En la sesión de control en la Cámara de los Comunes, Starmer se negó a confirmar ayer si Reeves permanecería en su cargo hasta los próximos comicios -en 2029-, cuando la líder de la oposición, la conservadora Kemi Badenoch, le preguntó si la ministra seguiría tras la polémica suscitada en las filas laboristas por un proyecto de ley sobre ayudas sociales.
En unas declaraciones a la BBC divulgadas hoy, Starmer dijo que trabaja en estrecha colaboración con Reeves y que ella estaba "haciendo un excelente trabajo como ministra" de Economía.
"Ha hecho un excelente trabajo como ministra y hemos generado una inversión extranjera en este país en cifras récord. Ella y yo trabajamos juntos, pensamos juntos. En el pasado ha habido ejemplos -no daré detalles- de ministros de Economía y primeros ministros que no estaban en sintonía. Nosotros sí lo estamos", señaló.
Afirmó que las lágrimas de Reeves no tenían "nada que ver con la política" ni con los cambios en la legislación sobre el estado del bienestar, algo que podría arruinar sus planes presupuestarios.
"Eso es totalmente erróneo.

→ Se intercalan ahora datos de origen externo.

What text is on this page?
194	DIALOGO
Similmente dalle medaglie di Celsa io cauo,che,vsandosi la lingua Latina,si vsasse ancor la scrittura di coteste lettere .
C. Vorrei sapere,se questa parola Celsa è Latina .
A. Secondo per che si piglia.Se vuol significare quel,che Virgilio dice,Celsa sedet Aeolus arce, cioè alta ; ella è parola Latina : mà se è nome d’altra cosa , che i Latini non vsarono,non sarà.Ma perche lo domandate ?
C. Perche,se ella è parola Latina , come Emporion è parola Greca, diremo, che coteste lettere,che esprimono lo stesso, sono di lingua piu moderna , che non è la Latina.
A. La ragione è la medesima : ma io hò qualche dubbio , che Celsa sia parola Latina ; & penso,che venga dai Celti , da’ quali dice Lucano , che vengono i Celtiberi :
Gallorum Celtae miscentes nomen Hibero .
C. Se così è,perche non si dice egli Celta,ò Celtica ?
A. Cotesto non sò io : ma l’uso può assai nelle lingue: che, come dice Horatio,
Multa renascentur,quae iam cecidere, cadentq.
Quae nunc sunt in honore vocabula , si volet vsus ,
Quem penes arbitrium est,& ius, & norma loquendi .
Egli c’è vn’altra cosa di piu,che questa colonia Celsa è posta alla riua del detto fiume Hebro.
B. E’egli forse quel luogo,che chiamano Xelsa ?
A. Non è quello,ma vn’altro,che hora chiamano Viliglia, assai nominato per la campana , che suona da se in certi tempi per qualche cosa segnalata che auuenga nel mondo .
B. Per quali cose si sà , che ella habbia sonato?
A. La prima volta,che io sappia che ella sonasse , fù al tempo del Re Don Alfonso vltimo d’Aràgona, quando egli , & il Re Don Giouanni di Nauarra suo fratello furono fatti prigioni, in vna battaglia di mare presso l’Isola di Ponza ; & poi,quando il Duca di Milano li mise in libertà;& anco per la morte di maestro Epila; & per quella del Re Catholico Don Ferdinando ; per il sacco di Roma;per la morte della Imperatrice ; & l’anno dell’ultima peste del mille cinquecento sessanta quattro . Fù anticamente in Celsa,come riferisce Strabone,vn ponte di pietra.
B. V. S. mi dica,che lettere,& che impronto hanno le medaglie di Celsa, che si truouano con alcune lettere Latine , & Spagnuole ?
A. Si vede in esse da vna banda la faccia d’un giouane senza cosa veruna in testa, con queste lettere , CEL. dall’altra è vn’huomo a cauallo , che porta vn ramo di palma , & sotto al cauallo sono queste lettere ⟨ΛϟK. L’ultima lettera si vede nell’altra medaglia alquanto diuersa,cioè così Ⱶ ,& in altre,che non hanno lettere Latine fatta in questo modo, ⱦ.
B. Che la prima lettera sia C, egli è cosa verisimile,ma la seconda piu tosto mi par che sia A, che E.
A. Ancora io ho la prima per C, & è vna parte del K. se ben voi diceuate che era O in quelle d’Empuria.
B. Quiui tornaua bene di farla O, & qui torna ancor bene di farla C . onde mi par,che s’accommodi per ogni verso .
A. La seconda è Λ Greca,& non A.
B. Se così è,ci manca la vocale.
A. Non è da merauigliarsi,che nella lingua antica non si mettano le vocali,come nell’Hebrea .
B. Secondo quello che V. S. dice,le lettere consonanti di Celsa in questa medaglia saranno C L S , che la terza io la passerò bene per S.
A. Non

No tiene nada que ver con lo que ha pasado esta semana. Era un asunto personal suyo, no voy a invadir su privacidad hablando contigo", le dijo Starmer a un periodista de la BBC.
Según los medios, personas cercanas a Reeves han indicado que las lágrimas de la ministra estaban más relacionadas con un altercado que tuvo con el presidente de la Cámara de los Comunes, Lindsay Hoyle, quien al parecer fue brusco con ella en una reunión que tuvieron poco antes de la sesión parlamentaria de ayer.
Al parecer, Hoyle le dijo a Reeves que tendría que haber dado respuestas más breves en una sesión parlamentaria del martes relacionada con asuntos del Tesoro.
El primer ministro afrontó una semana difícil por su proyecto de ley sobre recortes a las ayudas por discapacidad o enfermedad y se vio obligado a hacer concesiones por temor a una rebelión interna.
El proyecto legislativo salió adelante el martes en los Comunes por 335 votos a favor y 260 en contra, después de las concesiones de último momento que hizo el Ejecutivo sobre las ayudas del Crédito Universal, que se dan a los ciudadanos con bajos ingresos, y el Pago de Independencia Personal (PIP, en inglés), ofrecido a las personas con discapacidad.